This school will offer mini-courses designed to rigorously develop important analytic techniques, within the context of certain interesting applications, and illustrate how theory is used in problem solving. The mini-courses will be self-contained, accessible to graduate students, and describe active areas of current research.

Yoshiko Ogata (University of Tokyo)

Hypothesis testing and non-equilibrium statistical mechanics:
This mini-course will focus on connections between non-equilibrium statistical mechanics and quantum information theory, two fields which have seen frequent interplay since Shannon's rediscovery of Gibbs-Boltzmann entropy. The theory of entropic fluctuations and, in particular, results on large deviations for entropy flow will be related to quantum hypothesis testing.

Jeremy Quastel (University of Toronto)

The Kardar-Parisi-Zhang equation and its universality class:
This mini-course will focus on the KPZ equation. It was introduced in 1986 and has become the default model in physics for random interface growth. It is a member of a large universality class with non-standard fluctuations, including directed polymers. Even in one dimension, it turned out to be difficult to interpret and analyze mathematically, but at the same time to have a large degree of exact solvability. The course will survey the history and recent progress.

Benjamin Schlein (Universität Bonn)

Derivation of effective evolution equations from quantum dynamics:
This mini-course will address the problem that fundamental physical evolution equations such as the many-body Schrodinger equation are too complicated to provide useful quantitative information on systems with large numbers of interacting degrees of freedom. The course will describe regimes in which simpler effective evolution equations provide good approximations. Examples are mean field limits and evolution equations for Bose-Einstein condensates.

Simone Warzel (Technische Universität München)
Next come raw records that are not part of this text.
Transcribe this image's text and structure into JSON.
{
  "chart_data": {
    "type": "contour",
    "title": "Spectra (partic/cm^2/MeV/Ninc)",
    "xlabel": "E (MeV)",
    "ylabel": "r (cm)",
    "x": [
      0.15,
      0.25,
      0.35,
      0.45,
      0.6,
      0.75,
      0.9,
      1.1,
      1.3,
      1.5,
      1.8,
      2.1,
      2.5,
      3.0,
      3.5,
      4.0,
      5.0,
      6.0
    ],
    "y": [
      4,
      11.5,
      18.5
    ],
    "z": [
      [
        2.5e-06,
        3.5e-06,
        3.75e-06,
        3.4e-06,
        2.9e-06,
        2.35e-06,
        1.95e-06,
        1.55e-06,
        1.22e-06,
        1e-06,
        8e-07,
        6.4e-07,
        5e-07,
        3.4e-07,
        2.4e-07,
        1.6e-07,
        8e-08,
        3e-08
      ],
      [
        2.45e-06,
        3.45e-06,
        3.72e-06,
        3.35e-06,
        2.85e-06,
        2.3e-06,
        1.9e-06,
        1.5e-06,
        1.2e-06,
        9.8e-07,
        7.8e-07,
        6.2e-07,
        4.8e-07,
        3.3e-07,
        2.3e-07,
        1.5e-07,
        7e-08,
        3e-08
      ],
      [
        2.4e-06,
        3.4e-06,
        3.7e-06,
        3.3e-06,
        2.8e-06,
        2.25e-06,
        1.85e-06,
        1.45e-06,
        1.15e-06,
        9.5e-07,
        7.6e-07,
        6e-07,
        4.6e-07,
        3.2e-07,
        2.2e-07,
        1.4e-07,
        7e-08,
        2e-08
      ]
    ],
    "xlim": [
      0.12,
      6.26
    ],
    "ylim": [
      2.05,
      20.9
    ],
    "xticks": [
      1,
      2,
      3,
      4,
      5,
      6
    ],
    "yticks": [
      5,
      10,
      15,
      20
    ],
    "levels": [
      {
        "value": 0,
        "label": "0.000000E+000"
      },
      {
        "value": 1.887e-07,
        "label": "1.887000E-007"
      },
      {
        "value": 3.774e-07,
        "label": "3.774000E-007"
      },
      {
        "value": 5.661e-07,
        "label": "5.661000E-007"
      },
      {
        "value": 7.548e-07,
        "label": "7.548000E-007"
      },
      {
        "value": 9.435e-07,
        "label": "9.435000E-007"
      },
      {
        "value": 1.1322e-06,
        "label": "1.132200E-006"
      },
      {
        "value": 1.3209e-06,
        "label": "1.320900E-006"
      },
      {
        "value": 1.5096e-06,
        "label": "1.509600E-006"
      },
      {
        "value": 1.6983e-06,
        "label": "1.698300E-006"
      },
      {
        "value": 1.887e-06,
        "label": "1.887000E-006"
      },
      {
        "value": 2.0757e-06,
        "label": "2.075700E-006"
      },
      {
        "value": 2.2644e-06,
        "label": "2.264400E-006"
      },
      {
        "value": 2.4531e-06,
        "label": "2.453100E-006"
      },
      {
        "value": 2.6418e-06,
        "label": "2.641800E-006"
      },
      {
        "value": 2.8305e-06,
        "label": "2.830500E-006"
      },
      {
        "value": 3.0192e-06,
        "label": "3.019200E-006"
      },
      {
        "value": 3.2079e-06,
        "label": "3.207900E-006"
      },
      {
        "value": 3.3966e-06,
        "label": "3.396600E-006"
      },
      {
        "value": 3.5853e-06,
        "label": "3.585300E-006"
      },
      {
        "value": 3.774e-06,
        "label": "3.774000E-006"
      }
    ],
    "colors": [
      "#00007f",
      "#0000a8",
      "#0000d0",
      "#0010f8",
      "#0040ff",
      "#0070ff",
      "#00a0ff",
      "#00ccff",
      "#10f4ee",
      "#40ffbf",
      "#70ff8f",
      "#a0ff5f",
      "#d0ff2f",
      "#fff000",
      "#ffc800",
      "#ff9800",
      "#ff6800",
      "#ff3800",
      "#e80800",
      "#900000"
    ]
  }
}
Random Schrödinger operators:
This mini-course will focus on progress in the theory of random Schrödinger operators. A prototype is given by the Anderson model, which provides a rigorous framework in the study of conductivity properties of disordered materials. This will include results for Anderson models on tree graphs, where a more complete understanding of the localization-delocalization transition has recently been obtained.